Data covering the quantitative aspects concerning tryptophan concentrations during T-cell activation are rare. In independent experiments Munn et al. and Lee et al. found a threshold concentration of tryptophan for a 50% inhibition of T-cell growth of about 0.5-1 μM (corresponding to about 0.1-0.2 μg/ml), which is about 5-10 times higher than the threshold concentration found in our experimental settings [53, 54]: In 1999, Munn et al. used medium conditioned by M-CSF derived MDM, cultured for 48 hrs in the presence of OKT3 and T cells. Using this cell supernatant, they observed that supplementation with about 0.5-1 μM of tryptophan was necessary to reach half maximal T-cell proliferation in comparison to T-cell proliferation in tryptophan-rich medium. They used 4 x 104 M-CSF differentiated macrophages/well and 2 × 105 corresponding homologous T cells in the presence of soluble OKT3 antibodies and the T-cell response was determined using 3H-thymidine after 72 hrs. In this setting a comparably high number of macrophages were present during T-cell activation and it was shown by the same authors that macrophages, in contrast to monocytes, which were present in our culture system, are far more potent mediators of an IDO-dependent tryptophan degradation. Therefore, we assume that the macrophages, present in the second round of T-cell proliferation, were capable of cleaving the added tryptophan with high efficiency and thus, the minimum threshold concentration of tryptophan was overestimated. The same effect might have occurred in the experimental setting, described by Lee et al.[54], consisting of murine T lymphocytes, stimulated by alloantigens in tryptophan-free chemically defined medium. These authors, too, found a threshold tryptophan concentration of about 1 μM. However, also in this paper, an extremely high number of cells (4 × 10 responder and 4 × 106 stimulator splenocytes per millilitre) were cultured together, which may have likewise resulted in an overestimation of the minimum tryptophan threshold concentration.

Nevertheless, the 1-μM tryptophan concentration threshold, necessary to mediate a 50% inhibition of T-cell growth, determined by the groups of Mellor and Lee [53, 54], is still 4 times lower than the threshold concentration for bacteria, measured by us using the CFU-method (Fig. 6C).

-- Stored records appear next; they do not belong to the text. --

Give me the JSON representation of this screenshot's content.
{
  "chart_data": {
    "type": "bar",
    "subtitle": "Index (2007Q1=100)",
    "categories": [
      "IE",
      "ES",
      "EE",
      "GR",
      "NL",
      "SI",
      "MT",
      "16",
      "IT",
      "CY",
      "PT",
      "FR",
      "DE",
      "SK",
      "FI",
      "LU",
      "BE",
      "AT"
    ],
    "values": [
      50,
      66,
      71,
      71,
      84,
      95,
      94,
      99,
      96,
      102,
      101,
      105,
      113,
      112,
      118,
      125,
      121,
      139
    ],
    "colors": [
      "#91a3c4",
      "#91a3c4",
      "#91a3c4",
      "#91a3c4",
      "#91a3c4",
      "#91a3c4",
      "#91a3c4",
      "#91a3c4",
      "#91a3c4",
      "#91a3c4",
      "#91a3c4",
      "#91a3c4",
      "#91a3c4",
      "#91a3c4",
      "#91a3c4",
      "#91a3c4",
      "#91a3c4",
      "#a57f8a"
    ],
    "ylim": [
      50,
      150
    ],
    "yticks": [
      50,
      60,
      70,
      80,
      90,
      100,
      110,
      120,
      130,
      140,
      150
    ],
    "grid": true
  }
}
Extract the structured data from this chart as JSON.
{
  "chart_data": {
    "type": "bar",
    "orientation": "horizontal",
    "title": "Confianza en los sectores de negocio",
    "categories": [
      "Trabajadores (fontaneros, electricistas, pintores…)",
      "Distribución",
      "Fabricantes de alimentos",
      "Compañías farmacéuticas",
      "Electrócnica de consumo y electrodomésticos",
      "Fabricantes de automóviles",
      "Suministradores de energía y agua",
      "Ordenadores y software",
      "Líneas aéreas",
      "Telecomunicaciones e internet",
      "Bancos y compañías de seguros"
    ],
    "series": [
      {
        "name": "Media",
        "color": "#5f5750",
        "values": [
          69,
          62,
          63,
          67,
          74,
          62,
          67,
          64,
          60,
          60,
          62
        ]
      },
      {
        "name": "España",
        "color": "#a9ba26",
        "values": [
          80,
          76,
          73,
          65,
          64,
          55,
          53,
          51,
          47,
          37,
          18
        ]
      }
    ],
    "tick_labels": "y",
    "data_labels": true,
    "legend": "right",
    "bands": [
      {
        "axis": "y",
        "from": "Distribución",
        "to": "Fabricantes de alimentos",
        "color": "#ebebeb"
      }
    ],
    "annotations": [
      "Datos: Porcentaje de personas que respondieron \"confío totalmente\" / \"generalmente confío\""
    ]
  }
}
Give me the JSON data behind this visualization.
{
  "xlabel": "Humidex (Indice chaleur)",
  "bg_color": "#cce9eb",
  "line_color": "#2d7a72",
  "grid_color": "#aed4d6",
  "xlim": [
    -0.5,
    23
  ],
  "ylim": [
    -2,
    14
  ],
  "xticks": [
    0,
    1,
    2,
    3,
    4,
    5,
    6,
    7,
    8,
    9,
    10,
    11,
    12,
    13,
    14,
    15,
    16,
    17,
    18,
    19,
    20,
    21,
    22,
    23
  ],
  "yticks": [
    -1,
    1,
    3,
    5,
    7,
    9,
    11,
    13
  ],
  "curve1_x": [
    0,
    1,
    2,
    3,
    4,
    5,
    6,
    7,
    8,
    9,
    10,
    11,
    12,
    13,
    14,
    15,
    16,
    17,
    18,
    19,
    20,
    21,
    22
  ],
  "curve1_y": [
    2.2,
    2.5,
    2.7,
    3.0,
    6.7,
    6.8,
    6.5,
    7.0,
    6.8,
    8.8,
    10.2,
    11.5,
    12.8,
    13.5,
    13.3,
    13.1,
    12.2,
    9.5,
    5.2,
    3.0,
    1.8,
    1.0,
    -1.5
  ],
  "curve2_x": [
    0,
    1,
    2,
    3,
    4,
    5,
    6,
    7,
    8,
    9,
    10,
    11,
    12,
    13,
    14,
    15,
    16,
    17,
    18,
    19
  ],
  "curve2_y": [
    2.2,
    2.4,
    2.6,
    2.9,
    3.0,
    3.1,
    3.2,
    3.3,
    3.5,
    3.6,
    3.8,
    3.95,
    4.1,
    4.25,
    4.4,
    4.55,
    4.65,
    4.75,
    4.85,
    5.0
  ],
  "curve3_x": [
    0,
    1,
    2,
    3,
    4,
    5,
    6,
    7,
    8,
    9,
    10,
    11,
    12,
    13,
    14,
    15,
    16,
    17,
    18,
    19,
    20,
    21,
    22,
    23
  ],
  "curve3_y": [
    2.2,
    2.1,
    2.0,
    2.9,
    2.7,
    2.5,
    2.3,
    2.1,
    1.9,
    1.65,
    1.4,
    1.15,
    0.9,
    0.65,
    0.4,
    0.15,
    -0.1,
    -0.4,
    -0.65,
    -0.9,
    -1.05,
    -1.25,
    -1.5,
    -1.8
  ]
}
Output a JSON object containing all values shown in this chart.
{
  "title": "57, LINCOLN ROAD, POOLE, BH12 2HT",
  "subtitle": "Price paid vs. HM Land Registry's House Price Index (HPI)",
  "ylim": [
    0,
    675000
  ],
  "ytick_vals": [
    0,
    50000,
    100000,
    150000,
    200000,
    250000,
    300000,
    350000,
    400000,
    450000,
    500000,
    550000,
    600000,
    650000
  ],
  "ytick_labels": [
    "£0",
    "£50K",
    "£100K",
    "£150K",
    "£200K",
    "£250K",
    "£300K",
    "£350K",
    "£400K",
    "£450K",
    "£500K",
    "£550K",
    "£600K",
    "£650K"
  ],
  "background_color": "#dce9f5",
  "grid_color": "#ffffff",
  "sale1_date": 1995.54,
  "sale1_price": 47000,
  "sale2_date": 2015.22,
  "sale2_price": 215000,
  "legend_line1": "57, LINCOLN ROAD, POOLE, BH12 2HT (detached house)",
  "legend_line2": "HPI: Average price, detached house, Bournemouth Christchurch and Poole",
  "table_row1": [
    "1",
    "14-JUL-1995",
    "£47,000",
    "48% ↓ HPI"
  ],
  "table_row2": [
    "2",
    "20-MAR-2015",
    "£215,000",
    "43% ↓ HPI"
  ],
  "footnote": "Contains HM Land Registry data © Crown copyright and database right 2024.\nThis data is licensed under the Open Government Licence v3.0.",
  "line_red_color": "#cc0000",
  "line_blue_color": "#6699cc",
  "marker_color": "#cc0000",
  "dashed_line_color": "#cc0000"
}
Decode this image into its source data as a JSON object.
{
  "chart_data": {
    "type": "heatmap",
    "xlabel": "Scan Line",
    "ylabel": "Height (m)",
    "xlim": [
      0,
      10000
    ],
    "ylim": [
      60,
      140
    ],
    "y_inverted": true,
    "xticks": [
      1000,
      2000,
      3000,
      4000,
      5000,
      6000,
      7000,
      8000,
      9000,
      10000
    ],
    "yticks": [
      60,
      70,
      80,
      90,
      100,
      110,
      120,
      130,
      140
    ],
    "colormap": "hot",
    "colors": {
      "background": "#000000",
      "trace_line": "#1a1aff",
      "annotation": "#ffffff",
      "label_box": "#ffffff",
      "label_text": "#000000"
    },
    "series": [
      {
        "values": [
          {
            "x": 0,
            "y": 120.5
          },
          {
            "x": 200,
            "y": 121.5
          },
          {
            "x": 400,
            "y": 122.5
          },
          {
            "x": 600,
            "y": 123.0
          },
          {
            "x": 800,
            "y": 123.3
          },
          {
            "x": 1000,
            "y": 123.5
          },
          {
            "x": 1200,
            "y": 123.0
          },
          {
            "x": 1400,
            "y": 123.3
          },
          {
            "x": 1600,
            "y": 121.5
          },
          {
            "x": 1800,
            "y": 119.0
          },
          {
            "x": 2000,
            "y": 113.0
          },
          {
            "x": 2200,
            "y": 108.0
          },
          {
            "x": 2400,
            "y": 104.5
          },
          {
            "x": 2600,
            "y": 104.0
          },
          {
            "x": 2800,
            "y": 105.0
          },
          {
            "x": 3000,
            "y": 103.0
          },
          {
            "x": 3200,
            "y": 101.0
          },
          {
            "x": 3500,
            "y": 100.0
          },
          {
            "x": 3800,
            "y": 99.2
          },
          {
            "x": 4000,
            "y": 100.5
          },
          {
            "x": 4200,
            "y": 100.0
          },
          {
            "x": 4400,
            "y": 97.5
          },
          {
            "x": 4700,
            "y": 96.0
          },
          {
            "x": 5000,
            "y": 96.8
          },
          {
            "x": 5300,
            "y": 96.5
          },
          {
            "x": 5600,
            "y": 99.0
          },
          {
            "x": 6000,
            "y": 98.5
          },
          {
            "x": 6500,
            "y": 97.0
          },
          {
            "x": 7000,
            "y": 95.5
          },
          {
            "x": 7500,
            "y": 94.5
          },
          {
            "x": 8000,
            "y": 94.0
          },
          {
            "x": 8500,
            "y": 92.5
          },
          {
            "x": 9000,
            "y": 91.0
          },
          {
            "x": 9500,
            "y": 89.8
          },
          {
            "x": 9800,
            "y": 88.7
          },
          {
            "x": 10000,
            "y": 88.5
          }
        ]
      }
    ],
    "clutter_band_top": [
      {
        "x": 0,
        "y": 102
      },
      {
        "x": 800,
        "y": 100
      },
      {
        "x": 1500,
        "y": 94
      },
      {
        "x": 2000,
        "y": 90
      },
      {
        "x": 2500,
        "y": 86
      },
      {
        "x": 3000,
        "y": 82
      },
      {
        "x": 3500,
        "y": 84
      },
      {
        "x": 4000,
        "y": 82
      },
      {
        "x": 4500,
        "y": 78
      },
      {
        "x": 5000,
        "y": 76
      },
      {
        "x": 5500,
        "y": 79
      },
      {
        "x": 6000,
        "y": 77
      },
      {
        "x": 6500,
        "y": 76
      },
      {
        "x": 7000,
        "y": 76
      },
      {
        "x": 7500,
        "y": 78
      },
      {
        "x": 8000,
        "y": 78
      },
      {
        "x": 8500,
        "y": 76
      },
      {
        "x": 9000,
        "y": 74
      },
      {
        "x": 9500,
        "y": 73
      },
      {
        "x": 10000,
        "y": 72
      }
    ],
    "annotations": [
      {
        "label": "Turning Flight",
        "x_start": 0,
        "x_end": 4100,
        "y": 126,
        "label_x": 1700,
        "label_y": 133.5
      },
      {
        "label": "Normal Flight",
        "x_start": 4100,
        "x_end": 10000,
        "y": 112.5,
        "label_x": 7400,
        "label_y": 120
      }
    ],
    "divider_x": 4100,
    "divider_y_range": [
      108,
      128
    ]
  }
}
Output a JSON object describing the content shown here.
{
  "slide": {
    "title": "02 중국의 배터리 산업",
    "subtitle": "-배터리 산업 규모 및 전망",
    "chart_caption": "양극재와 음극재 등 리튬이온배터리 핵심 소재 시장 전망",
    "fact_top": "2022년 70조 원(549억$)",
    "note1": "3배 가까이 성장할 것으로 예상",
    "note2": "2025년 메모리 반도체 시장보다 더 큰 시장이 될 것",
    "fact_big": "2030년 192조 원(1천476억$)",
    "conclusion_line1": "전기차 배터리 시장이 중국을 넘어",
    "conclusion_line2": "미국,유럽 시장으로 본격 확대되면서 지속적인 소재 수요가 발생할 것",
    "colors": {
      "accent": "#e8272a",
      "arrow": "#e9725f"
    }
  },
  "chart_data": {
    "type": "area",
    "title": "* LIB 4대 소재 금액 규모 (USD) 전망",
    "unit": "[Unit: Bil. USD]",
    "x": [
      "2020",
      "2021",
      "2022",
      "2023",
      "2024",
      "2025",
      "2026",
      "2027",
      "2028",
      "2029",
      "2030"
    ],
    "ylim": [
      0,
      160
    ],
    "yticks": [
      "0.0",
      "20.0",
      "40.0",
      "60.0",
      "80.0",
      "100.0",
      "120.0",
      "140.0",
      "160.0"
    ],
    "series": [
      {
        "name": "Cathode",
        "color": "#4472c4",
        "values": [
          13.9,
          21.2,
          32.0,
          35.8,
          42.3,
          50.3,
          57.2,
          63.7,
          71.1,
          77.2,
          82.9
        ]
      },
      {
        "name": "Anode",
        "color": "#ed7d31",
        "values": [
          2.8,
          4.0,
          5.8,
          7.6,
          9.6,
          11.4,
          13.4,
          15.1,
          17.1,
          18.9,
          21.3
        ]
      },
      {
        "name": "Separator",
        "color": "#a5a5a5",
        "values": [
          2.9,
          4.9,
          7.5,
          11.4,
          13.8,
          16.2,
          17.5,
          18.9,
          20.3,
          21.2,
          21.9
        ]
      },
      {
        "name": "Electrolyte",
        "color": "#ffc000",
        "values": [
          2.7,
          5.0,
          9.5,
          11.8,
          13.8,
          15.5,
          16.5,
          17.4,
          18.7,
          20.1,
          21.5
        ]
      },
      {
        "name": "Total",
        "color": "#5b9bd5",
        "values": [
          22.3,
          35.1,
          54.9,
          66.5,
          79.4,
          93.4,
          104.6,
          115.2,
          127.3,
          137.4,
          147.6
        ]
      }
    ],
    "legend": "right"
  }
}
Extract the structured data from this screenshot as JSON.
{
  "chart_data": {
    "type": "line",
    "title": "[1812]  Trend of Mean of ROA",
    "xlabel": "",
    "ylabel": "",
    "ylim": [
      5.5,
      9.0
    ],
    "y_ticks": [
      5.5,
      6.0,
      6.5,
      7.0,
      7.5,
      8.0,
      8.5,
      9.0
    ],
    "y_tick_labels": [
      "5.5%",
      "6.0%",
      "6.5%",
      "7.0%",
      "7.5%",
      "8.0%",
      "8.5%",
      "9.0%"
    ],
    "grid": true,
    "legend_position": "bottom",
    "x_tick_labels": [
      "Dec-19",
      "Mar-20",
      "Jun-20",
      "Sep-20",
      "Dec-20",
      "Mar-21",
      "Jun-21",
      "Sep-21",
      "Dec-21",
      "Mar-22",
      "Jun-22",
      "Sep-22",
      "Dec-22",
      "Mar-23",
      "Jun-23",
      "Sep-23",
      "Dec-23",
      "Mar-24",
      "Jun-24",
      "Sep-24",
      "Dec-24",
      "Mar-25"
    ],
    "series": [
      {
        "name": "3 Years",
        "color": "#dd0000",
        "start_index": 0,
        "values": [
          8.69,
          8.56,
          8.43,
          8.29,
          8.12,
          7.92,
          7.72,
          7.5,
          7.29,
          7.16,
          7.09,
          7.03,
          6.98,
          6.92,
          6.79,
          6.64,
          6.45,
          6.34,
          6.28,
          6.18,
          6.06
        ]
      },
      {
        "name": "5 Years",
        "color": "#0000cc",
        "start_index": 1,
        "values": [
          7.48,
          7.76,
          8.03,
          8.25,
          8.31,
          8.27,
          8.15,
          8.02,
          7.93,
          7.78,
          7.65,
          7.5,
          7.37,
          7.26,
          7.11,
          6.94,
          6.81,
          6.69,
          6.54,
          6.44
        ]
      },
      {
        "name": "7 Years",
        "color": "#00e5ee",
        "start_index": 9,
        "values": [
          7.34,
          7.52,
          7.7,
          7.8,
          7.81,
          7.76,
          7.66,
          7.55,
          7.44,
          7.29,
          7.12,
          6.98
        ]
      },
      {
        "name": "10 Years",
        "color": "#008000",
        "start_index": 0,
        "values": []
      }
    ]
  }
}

In summary, our data indicate that IDO expression in human NP-APC plays several roles in inflammatory diseases. In human NP-APC, tryptophan degradation, caused by IDO, is capable of mediating both, antibacterial and immunoregulatory effects. While immunoregulatory effects are mediated via tryptophan starvation and by the production of the toxic metabolite kynurenine, antibacterial effects are mediated by tryptophan depletion only. In the case of tumour cells, which frequently express IDO activity, tryptophan starvation and the production of kynurenines might represent an escape mechanism that inhibits the induction of a T-cell-mediated anti-tumour response. Therefore, we postulate a new model, linking both IDO-mediated effects, occurring during bacterial infections of soft tissue: Firstly, the growth of microorganisms is inhibited and secondly, at a later time-point, the T-cell effector phase is inhibited, acting as a protective feedback mechanism against a possible overshooting T-cell response.